Irrigation is overhead at ART Farm. Irrespective of whether drip irrigation or overhead is used, the soil must always be brought to field capacity before planting. Never transplant into dry soil. A settling-in irrigation is always used after transplanting. Subsequent irrigations are geared to the size of the plant and depth of root penetration. Frequent light irrigations are used when roots are close to the soil surfaces. Less-frequent, heavier irrigations are used as the roots move down the profile. Physical inspections are carried out to check if the actual water penetration into the soil just exceeds the depth of the roots. This is particularly important with drip irrigation.

6. Fertiliser

Fertiliser levels were calculated on the basis of soil analysis of both topsoil and subsoil samples. Great care was taken to apply fertiliser in such a way that intensity was maximised in those parts of the soil where it was anticipated active roots would accumulate over the season.

Fertiliser was also placed in such a way as to minimise nutrient fixation, which can reduce availability significantly in the course of the growing season.

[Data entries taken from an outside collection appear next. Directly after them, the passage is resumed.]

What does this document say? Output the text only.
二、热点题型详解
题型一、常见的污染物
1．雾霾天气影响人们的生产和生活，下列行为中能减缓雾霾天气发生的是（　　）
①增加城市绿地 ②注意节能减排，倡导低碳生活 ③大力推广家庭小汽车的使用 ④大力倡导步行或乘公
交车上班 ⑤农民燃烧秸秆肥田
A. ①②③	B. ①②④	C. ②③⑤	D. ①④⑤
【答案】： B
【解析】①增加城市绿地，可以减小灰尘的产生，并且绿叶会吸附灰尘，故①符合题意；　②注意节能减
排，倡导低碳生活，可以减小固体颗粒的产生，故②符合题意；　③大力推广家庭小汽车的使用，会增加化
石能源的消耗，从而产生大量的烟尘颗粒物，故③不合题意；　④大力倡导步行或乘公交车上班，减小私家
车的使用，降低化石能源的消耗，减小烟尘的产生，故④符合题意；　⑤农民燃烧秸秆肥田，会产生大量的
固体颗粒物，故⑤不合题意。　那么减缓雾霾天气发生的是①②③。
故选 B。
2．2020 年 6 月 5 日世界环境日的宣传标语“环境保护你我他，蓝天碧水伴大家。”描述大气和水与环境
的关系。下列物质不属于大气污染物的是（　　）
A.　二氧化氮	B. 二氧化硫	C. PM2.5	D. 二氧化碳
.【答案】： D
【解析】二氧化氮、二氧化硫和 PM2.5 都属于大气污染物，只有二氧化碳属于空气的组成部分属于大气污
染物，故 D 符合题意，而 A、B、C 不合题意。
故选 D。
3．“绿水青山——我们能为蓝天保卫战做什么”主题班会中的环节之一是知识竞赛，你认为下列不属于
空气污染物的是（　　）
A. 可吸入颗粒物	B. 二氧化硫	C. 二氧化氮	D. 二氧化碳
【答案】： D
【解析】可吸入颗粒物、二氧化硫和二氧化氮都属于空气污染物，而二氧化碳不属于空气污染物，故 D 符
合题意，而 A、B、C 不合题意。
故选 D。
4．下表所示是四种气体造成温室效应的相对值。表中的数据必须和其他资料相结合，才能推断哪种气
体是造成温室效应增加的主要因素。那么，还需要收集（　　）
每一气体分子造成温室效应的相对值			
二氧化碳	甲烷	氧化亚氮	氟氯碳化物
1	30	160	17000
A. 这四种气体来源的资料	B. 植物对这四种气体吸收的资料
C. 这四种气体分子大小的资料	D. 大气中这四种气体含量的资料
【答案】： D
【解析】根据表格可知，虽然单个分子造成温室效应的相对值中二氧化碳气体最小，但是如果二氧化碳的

Anticipating reduced root growth rates in wet, cold, and late-season conditions, use was also made of starter fertiliser. Various combinations were tried but the best was a 20:10:5 mix. This was trickled down the row before transplanting and chopped in. Chopping, as exposed to mixing, creates planes of weakness which guide the seedling roots to applied fertiliser.

Trace elements were also applied, both via the soil and fertiliser sprays. In Zimbabwe, responses are most often achieved to zinc, boron, molybdenum and copper, but a broad-spectrum spray was used for the exhibition.